Selected model input parameters are shown in Table 1. In the model, the number of active drugs, adherence and HIV RNA levels affect the probability for suppression of viral replication and the accumulation of resistance mutations. Each individual is assigned a fixed underlying adherence level, which can vary from period to period within certain bounds and can be offset (with an increment) in some circumstances according to specific rules (e.g. worse adherence when drug-related toxic side effects present, table 1). Following these fluctuations in adherence levels to antiretroviral drugs, HIV RNA can rise to detectable levels in individuals who receive ART. The risk for emergence of drug resistance follows an n-shaped relationship with adherence such that resistance risk is highest when adherence is moderate. Further details can be found in the Materials S1. When resistance has emerged, this reduces viral susceptibility to antiretroviral drugs and hence further reduces the probability for suppression of viral replication at the next time step.
The setting of the main analysis consists of an HIV-infected population, in which ART has not previously been used. HIV diagnosis became available in 2003 and is either made by voluntary testing of a fixed rate of the population (7.5% chance every three months) or triggered by AIDS defining conditions. CD4 count determinations are performed every 6 months in diagnosed individuals, and if measured CD4 levels drop<200 cells/mm3 or a WHO stage 4 event has been diagnosed, ART is initiated.
The definition for treatment failure is based on clinical (new or recurrent WHO stage 4 condition), specific WHO clinical stage 3 conditions (e.g. pulmonary tuberculosis) and immunological criteria (fall of CD4 count to baseline or below, or 50% fall from on-treatment peak value, or persistent CD4 levels below 100 cells/mm3) and CD4 cell measurements occur on a 6-monthly basis. It is also assumed that virological testing is not available and that switching to second-line ART occurs almost immediately after detection of treatment failure at a rate of 80% per 3 months, unless an individual is lost to follow-up.
Second-line ART consists of LPV/r, 3TC, and either ZDV or TDF, whichever has not been used in first-line treatment already. In this hypothetical setting with only two lines of treatment available, individuals who fail second-line therapy remain on the failing regimen.
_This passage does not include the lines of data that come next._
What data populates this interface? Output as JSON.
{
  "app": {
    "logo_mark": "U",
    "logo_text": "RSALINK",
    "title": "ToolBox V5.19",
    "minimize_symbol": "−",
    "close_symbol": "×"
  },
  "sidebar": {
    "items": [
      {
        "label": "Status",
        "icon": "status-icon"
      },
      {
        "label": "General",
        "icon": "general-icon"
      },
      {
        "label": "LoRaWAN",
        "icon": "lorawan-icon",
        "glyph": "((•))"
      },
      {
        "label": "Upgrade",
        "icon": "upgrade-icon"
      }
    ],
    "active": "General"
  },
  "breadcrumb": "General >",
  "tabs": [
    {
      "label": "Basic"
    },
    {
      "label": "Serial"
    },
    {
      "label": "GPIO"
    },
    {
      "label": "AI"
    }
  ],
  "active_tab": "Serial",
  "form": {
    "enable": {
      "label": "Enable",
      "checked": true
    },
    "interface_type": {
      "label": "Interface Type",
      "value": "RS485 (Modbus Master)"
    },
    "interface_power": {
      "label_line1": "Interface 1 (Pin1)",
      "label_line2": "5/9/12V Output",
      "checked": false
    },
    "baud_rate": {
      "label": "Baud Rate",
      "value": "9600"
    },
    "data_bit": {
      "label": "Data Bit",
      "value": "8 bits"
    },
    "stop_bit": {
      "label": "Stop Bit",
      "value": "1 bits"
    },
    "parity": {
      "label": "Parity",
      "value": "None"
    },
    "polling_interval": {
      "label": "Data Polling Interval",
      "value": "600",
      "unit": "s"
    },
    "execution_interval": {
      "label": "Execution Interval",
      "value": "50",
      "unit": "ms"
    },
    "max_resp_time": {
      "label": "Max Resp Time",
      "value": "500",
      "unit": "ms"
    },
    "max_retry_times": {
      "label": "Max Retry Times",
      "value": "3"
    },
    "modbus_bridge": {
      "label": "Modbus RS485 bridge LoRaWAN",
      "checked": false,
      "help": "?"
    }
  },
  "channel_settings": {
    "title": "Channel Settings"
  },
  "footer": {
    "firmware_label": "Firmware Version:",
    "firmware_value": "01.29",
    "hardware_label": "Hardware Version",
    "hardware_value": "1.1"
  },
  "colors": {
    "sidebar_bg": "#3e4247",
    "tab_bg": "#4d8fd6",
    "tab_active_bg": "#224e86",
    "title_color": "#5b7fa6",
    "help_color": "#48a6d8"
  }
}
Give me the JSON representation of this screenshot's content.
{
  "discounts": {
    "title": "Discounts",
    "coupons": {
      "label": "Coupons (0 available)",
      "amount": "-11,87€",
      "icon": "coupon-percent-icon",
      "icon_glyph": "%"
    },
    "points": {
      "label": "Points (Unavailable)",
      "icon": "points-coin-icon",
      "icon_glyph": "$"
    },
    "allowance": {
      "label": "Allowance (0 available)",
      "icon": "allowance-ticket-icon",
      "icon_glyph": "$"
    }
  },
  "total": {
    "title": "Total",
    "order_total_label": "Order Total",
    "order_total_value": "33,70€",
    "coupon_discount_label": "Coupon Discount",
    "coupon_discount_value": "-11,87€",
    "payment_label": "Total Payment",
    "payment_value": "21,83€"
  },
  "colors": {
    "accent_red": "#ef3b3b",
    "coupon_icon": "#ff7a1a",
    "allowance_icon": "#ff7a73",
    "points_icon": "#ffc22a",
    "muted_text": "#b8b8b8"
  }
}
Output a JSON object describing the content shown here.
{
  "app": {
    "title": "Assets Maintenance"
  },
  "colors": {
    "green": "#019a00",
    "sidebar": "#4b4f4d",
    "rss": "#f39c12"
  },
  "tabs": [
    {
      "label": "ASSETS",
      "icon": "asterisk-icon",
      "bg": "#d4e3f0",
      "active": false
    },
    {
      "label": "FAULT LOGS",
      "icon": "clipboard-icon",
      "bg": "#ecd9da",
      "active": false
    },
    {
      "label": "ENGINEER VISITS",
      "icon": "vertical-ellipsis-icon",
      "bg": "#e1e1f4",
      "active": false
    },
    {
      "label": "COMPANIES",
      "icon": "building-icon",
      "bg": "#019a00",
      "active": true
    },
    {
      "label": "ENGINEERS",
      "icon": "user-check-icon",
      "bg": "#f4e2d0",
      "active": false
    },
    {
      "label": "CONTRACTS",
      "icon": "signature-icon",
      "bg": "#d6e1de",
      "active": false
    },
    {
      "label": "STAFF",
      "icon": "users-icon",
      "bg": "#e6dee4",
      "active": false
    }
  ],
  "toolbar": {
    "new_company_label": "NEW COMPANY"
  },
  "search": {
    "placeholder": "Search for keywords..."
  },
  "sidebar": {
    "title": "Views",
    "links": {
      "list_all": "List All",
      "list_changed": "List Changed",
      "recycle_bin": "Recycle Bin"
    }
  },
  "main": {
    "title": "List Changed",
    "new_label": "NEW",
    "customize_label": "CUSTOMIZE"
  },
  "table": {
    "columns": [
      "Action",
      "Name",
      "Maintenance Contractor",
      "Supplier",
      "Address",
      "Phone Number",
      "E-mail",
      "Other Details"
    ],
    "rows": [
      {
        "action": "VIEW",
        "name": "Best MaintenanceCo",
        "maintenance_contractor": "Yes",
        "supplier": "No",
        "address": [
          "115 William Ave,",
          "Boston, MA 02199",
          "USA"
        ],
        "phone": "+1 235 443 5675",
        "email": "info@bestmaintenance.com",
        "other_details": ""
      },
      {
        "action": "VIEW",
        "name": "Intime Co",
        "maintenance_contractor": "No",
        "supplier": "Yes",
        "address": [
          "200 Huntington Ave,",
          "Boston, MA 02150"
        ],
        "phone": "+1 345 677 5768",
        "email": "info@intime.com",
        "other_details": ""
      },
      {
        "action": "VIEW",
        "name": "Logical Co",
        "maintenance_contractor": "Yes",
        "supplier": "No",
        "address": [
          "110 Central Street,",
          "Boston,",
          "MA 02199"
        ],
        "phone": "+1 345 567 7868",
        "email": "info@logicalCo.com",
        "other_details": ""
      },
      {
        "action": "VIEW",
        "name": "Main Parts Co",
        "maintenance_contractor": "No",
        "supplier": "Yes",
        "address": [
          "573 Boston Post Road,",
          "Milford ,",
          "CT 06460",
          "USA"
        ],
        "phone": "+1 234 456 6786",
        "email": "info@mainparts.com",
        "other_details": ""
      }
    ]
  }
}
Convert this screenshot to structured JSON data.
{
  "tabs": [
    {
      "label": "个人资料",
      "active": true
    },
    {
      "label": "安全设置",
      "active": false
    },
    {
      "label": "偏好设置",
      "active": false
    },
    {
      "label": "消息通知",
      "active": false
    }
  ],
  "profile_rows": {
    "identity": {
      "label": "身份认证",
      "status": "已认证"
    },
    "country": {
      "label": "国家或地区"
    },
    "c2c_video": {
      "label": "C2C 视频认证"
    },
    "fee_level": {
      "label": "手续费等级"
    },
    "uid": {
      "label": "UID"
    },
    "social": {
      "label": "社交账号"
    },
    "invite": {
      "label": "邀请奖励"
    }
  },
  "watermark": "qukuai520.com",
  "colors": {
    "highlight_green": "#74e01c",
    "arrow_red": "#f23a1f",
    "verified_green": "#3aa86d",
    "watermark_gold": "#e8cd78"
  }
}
Clinical (AIDS-defining conditions, mortality) and treatment outcomes (CD4 cell gain, rates of viral suppression, and treatment failure based on WHO criteria) of the simulation are presented as medians [2.5th–97.5th percentiles] from the distribution of point estimates from all simulation runs per analysis (n=100). Unless stated otherwise, treatment outcomes were estimated on an intent-to-continue treatment basis by the Kaplan-Meier method, meaning that study outcomes were still attributed to the respective first-line strategy in spite of possible switches to second-line therapy.
Main cost-effectiveness outcomes are average costs (per treated individual) and cumulative costs accrued by year 2022 (15 years after cART became available) for antiretroviral treatment and expenses for management of TB or HIV-related morbidity. In addition, cumulative person-years and quality adjusted life-years (QALY) lived from ART start to death or until 2022, whichever came first, are compared between treatment strategies. On the basis of estimates from , we set utilities for estimation of QALY at 0.75 if drug-related toxicities were present, if the individual suffered from AIDS-defining conditions (ADC), or if the individual was infected with TB. Otherwise utility weights were set to 0.8 in HIV-infected individuals .
Costs for cART were derived from the Clinton Foundation price list of November 2010 . The price per year of first-line treatment with ZDV/3TC/NVP and TDF/3TC/NVP was set at US$ 140 and US$ 147, respectively. Second-line therapy containing LPV/r and ZDV or TDF was priced at US$ 550. The per 3-month costs for management of TB, ADC, and Pneumocystis carinii prophylaxis (PCP) were US$ 50, US$ 200, and US$ 5, respectively. Costs for outpatient visits and laboratory monitoring (e.g. CD4 cell counts) were omitted, because they are the same for both treatment arms. As a measure of cost-effectiveness, incremental cost effectiveness ratios (ICER) were estimated. Incremental cost-effectiveness was defined as the difference in the average treatment costs per ART exposed individual between treatment strategies divided by the difference in average QALY per cART exposed individual between the two therapy strategies (ZDV first or TDF first) since cART became available. Thus, the ICER signifies the magnitude of additional costs incurred by the new treatment strategy to gain one additional QALY. Owing to the repetition of simulations, each model analysis yielded different predictions for QALYs and treatment costs. These results were summarized by calculating the ICER from averages of costs and QALYs over all simulations from the same setting/pathway. We further assessed the uncertainty of our model estimates. Because the simulation yielded no pairing of TDF and ZDV (the estimates for treatment arms were generated in separate simulation runs), we sampled one estimate from the TDF simulation and one estimate from the ZDV simulation to calculate the ICER. By repeating this procedure 1000 times we obtained a distribution of possible ICER outcomes, given the results from the 100 simulations per setting and scenario. We defined uncertainty bounds as the range that included 95% of all sampling repetitions. A health-care cost perspective was applied to the cost-effectiveness analysis, which had a time horizon of 15 years. Costs and life years lived were discounted at 3% per year. Cost effectiveness was determined according to WHO guidelines by comparing ICER estimates with the per capita gross domestic product (GDP; http://www.who.int/choice/costs/CER_levels/en/index.html; WHO AFRO E region). According to this definition, incremental cost effectiveness ratios below 3-fold the GDP (US$ 6461) are considered cost effective and ICER below the GDP (US $2,154) are very cost effective.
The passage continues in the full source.